The one thread without realtime priority forks processes every few seconds.
It gathers statistics by exec'ing ps, pstat and fstat. Could that result in
some kind of "indirect" deadlock situation because those programs may lock some kernel structures? Just an idea.
Comment 14 Konstantin Belousov freebsd_committer 2022-01-19 14:52:15 UTC
(In reply to nkoch from comment #13)
What is the exact what version of the OS used for your reproduction?

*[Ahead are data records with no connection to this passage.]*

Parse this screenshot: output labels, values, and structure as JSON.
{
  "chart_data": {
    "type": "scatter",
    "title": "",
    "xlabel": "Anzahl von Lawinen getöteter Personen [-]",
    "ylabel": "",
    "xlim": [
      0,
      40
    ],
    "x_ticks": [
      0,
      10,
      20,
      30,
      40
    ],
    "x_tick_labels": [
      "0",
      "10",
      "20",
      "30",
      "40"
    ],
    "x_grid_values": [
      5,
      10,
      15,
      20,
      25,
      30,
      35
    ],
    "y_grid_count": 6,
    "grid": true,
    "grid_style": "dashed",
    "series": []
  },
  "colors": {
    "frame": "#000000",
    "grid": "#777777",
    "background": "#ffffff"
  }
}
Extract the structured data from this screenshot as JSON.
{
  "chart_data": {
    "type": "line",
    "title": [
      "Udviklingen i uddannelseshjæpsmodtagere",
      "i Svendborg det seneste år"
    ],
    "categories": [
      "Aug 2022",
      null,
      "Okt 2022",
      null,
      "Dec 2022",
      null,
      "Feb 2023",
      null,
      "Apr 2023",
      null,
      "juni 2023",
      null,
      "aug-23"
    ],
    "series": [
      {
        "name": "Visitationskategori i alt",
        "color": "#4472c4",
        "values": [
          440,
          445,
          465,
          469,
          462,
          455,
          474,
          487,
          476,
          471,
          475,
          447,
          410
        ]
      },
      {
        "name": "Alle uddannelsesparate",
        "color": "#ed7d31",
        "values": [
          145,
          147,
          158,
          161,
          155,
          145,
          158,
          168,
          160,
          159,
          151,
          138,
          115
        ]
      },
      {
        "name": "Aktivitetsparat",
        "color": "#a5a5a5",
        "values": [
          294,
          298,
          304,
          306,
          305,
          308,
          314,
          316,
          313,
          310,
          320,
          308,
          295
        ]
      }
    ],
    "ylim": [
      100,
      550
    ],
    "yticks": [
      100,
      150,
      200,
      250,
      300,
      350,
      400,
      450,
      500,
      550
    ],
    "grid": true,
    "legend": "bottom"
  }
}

Comment 15 nkoch 2022-01-19 14:55:22 UTC
12.1 RELEASE-p13
Architecture is i386
Comment 16 Konstantin Belousov freebsd_committer 2022-01-19 15:15:44 UTC
(In reply to nkoch from comment #15)
So it has at least some fork/CoW bugs.  Update to stable/13 and see if it
helps.
Comment 17 nkoch 2022-04-06 08:14:00 UTC
After some more long testing (still FreeBSD 12.1) the deadlock went away, after I eliminated some of my peridic forks from a different thread where I exec'd programs to inspect system data structures (e.g. "pstat -T"/"fstat -p"/"ps -p ...").